Me, if I was going to do it, I’d have done it. And if not, I’d have kept my mouth shut – unless it was full of fake blood.
Peace in professional snooker doesn’t last very long.
This week, Ronnie O’Sullivan, the three-times world champion and arguably still the biggest attraction in the game, claims the game’s governing body is “raping” him by making ranking points available for smaller tournaments.
The language is emotive. Stephen Maguire is another to sound off, saying he feels like a “prostitute” turning up to play because he has to.
O’Sullivan’s problem is that he doesn’t want to play in the Players Tour Championship events, of which there are a dozen and which have a first prize of £10,000. More importantly, however, they carry ranking points.
And points win prizes in snooker, because with them you can stay in the elite top 16. Without them, you need to qualify for some major events.
So for good attendance, and a few good runs, you can push yourself up the rankings – great is you are a lesser, journeyman pro, not so great if you are one of the star turns.

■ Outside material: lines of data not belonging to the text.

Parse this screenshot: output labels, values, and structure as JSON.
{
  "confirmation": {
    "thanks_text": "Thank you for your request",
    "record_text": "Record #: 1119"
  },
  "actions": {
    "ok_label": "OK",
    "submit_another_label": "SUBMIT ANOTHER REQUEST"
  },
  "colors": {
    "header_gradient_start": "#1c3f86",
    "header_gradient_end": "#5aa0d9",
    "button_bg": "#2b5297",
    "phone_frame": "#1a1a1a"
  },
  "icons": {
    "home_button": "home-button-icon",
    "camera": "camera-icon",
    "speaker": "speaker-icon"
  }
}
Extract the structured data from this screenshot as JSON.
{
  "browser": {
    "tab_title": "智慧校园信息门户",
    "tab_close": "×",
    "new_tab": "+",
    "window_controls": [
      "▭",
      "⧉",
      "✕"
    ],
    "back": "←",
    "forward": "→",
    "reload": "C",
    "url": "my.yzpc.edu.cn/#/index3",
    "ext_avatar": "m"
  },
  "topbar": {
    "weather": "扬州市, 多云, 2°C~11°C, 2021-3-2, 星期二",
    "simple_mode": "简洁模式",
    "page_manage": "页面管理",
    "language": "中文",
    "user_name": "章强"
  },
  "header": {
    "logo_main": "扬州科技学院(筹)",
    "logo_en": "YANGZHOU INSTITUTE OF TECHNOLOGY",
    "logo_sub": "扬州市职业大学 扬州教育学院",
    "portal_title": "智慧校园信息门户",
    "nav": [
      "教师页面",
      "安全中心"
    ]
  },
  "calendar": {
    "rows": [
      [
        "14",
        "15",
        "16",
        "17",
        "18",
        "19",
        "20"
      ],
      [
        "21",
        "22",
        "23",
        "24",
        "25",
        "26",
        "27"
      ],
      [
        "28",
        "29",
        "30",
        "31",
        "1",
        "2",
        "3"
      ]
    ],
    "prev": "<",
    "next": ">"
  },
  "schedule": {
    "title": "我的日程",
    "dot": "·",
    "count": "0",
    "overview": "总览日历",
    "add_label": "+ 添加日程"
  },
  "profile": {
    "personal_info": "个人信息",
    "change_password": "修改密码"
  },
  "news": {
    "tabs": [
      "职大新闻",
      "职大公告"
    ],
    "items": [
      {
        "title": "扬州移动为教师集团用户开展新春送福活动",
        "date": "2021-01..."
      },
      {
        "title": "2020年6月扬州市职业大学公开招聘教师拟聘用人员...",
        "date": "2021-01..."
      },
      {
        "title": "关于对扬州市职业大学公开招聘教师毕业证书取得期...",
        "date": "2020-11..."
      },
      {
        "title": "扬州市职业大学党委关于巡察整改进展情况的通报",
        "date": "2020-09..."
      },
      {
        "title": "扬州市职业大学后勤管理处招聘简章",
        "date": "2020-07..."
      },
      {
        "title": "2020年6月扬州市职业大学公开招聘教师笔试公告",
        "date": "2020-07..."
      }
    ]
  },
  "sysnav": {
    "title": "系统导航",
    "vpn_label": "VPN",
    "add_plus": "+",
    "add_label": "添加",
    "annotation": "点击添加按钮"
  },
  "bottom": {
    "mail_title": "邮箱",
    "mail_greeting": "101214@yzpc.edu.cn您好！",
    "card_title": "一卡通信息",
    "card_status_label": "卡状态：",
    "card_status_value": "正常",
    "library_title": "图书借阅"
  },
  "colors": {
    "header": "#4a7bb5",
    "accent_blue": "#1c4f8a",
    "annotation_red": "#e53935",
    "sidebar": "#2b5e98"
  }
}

It’s a bit like asking Frank Sinatra to play Cleland Miners’ Welfare as a way of keeping his Las Vegas gig.
Still, Barry Hearn, leader of the snooker circus for more than a year now, can continue to do it his way, because the players, many of whom voted him into office, gave him the mandate to do things his way.
The players, when getting rid of the previous regime wanted two things; more money and more tournaments, the latter without really specifying what kind of tournaments.
There is more money. It’s just that it’s shared around differently. And there are certainly more tournaments. So they got what they demanded, although now they might appreciate exactly what is meant by “beware of what you ask for”.
France name the same team as beat Wales for the Rugby World Cup final against New Zealand on Sunday. Well, not exactly.
Because on Sunday, Alain Rolland is only a touch judge.